Thanksgiving and Its Myths: Reconsidering Origin Stories and Indigenous Commemorations of 1620

This seminar will take up questions of origins, the histories they tell, and the stories they erase by examining how as institutions, local communities, and educators are reconsidering how to commemorate 2020 as the 400th anniversary of the Plymouth colonists’ settlement on Wampanoag homelands. We will examine the history and literature that commemorating Plymouth has generated, not just in 2020 but over the centuries, including “Wamsutta” Frank James’s suppressed 1970 speech, which he was invited and then disinvited to give by colonial descendants, and recent public history work by Wampanoag scholars and intellectuals like Paula Peters and Linda Coombs, who are recasting the timeline of colonialism altogether.
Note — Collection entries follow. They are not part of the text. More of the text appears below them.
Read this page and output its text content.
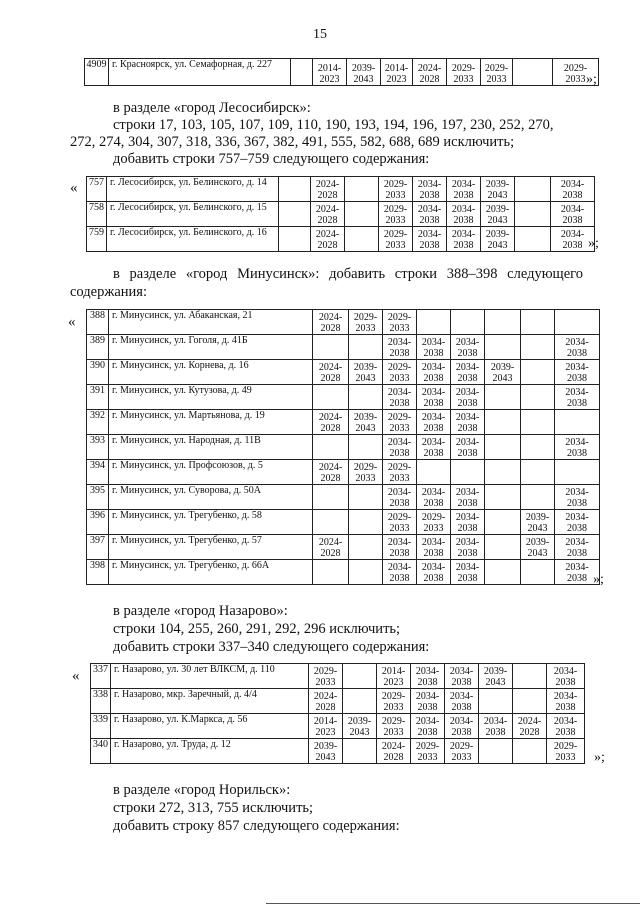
15
4909	г. Красноярск, ул. Семафорная, д. 227		2014-
2023	2039-
2043	2014-
2023	2024-
2028	2029-
2033	2029-
2033		2029-
2033 »;
в разделе «город Лесосибирск»:
строки 17, 103, 105, 107, 109, 110, 190, 193, 194, 196, 197, 230, 252, 270,
272, 274, 304, 307, 318, 336, 367, 382, 491, 555, 582, 688, 689 исключить;
добавить строки 757–759 следующего содержания:
« 757	г. Лесосибирск, ул. Белинского, д. 14		2024-
2028		2029-
2033	2034-
2038	2034-
2038	2039-
2043		2034-
2038
758	г. Лесосибирск, ул. Белинского, д. 15		2024-
2028		2029-
2033	2034-
2038	2034-
2038	2039-
2043		2034-
2038
759	г. Лесосибирск, ул. Белинского, д. 16		2024-
2028		2029-
2033	2034-
2038	2034-
2038	2039-
2043		2034-
2038 »;
в разделе «город Минусинск»: добавить строки 388–398 следующего
содержания:
« 388	г. Минусинск, ул. Абаканская, 21	2024-
2028	2029-
2033	2029-
2033					
389	г. Минусинск, ул. Гоголя, д. 41Б			2034-
2038	2034-
2038	2034-
2038			2034-
2038
390	г. Минусинск, ул. Корнева, д. 16	2024-
2028	2039-
2043	2029-
2033	2034-
2038	2034-
2038	2039-
2043		2034-
2038
391	г. Минусинск, ул. Кутузова, д. 49			2034-
2038	2034-
2038	2034-
2038			2034-
2038
392	г. Минусинск, ул. Мартьянова, д. 19	2024-
2028	2039-
2043	2029-
2033	2034-
2038	2034-
2038			
393	г. Минусинск, ул. Народная, д. 11В			2034-
2038	2034-
2038	2034-
2038			2034-
2038
394	г. Минусинск, ул. Профсоюзов, д. 5	2024-
2028	2029-
2033	2029-
2033					
395	г. Минусинск, ул. Суворова, д. 50А			2034-
2038	2034-
2038	2034-
2038			2034-
2038
396	г. Минусинск, ул. Трегубенко, д. 58			2029-
2033	2029-
2033	2034-
2038		2039-
2043	2034-
2038
397	г. Минусинск, ул. Трегубенко, д. 57	2024-
2028		2034-
2038	2034-
2038	2034-
2038		2039-
2043	2034-
2038
398	г. Минусинск, ул. Трегубенко, д. 66А			2034-
2038	2034-
2038	2034-
2038			2034-
2038 »;
в разделе «город Назарово»:
строки 104, 255, 260, 291, 292, 296 исключить;
добавить строки 337–340 следующего содержания:
« 337	г. Назарово, ул. 30 лет ВЛКСМ, д. 110	2029-
2033		2014-
2023	2034-
2038	2034-
2038	2039-
2043		2034-
2038
338	г. Назарово, мкр. Заречный, д. 4/4	2024-
2028		2029-
2033	2034-
2038	2034-
2038			2034-
2038
339	г. Назарово, ул. К.Маркса, д. 56	2014-
2023	2039-
2043	2029-
2033	2034-
2038	2034-
2038	2034-
2038	2024-
2028	2034-
2038
340	г. Назарово, ул. Труда, д. 12	2039-
2043		2024-
2028	2029-
2033	2029-
2033			2029-
2033 »;
в разделе «город Норильск»:
строки 272, 313, 755 исключить;
добавить строку 857 следующего содержания:
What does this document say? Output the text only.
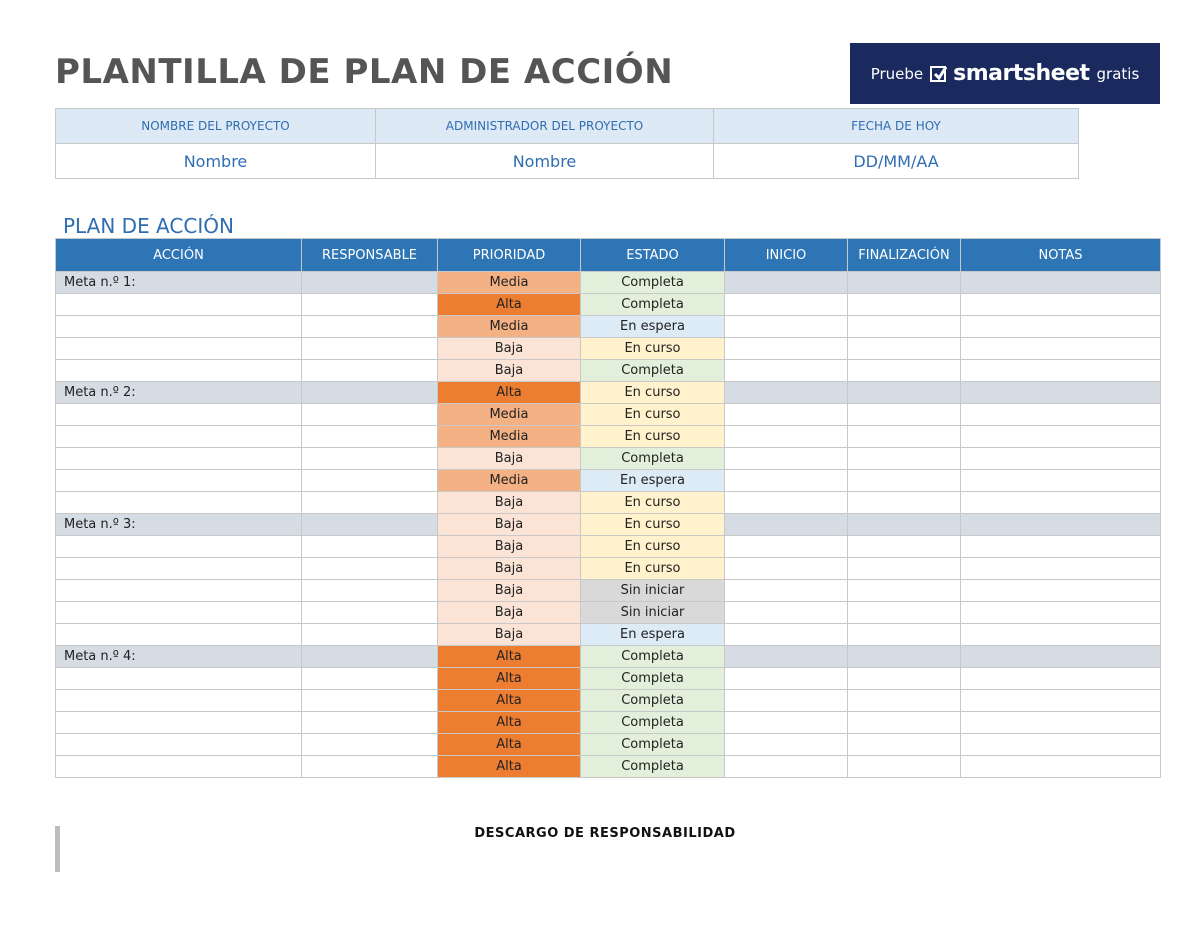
PLANTILLA DE PLAN DE ACCIÓN	Pruebe smartsheet gratis
NOMBRE DEL PROYECTO	ADMINISTRADOR DEL PROYECTO	FECHA DE HOY
Nombre	Nombre	DD/MM/AA
PLAN DE ACCIÓN
ACCIÓN	RESPONSABLE	PRIORIDAD	ESTADO	INICIO	FINALIZACIÓN	NOTAS
Meta n.º 1:		Media	Completa			
		Alta	Completa			
		Media	En espera			
		Baja	En curso			
		Baja	Completa			
Meta n.º 2:		Alta	En curso			
		Media	En curso			
		Media	En curso			
		Baja	Completa			
		Media	En espera			
		Baja	En curso			
Meta n.º 3:		Baja	En curso			
		Baja	En curso			
		Baja	En curso			
		Baja	Sin iniciar			
		Baja	Sin iniciar			
		Baja	En espera			
Meta n.º 4:		Alta	Completa			
		Alta	Completa			
		Alta	Completa			
		Alta	Completa			
		Alta	Completa			
		Alta	Completa			
DESCARGO DE RESPONSABILIDAD
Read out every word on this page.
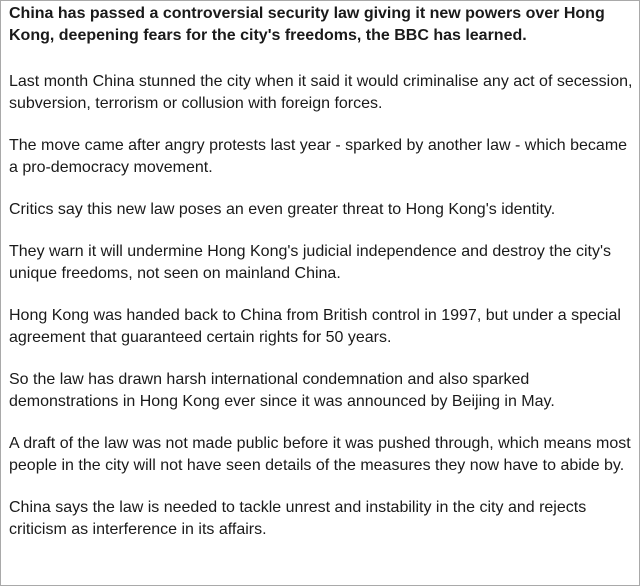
China has passed a controversial security law giving it new powers over Hong Kong, deepening fears for the city's freedoms, the BBC has learned.

Last month China stunned the city when it said it would criminalise any act of secession, subversion, terrorism or collusion with foreign forces.

The move came after angry protests last year - sparked by another law - which became a pro-democracy movement.

Critics say this new law poses an even greater threat to Hong Kong's identity.

They warn it will undermine Hong Kong's judicial independence and destroy the city's unique freedoms, not seen on mainland China.

Hong Kong was handed back to China from British control in 1997, but under a special agreement that guaranteed certain rights for 50 years.

So the law has drawn harsh international condemnation and also sparked demonstrations in Hong Kong ever since it was announced by Beijing in May.

A draft of the law was not made public before it was pushed through, which means most people in the city will not have seen details of the measures they now have to abide by.

China says the law is needed to tackle unrest and instability in the city and rejects criticism as interference in its affairs.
We will consider how we might read colonial histories of Plymouth through a lens that foregrounds Indigenous actors and homelands, taking as our cue the Pequot activist William Apess’s critical rereading of colonial history in his 1836 “Eulogy on King Philip.” Finally, we’ll place the commemorations of 2020 in relation to the 1619 Project and its work to recast timelines of American origins to account for slavery. In this way, we’ll consider how the classroom can be a space for troubling origin stories and familiar narratives of America.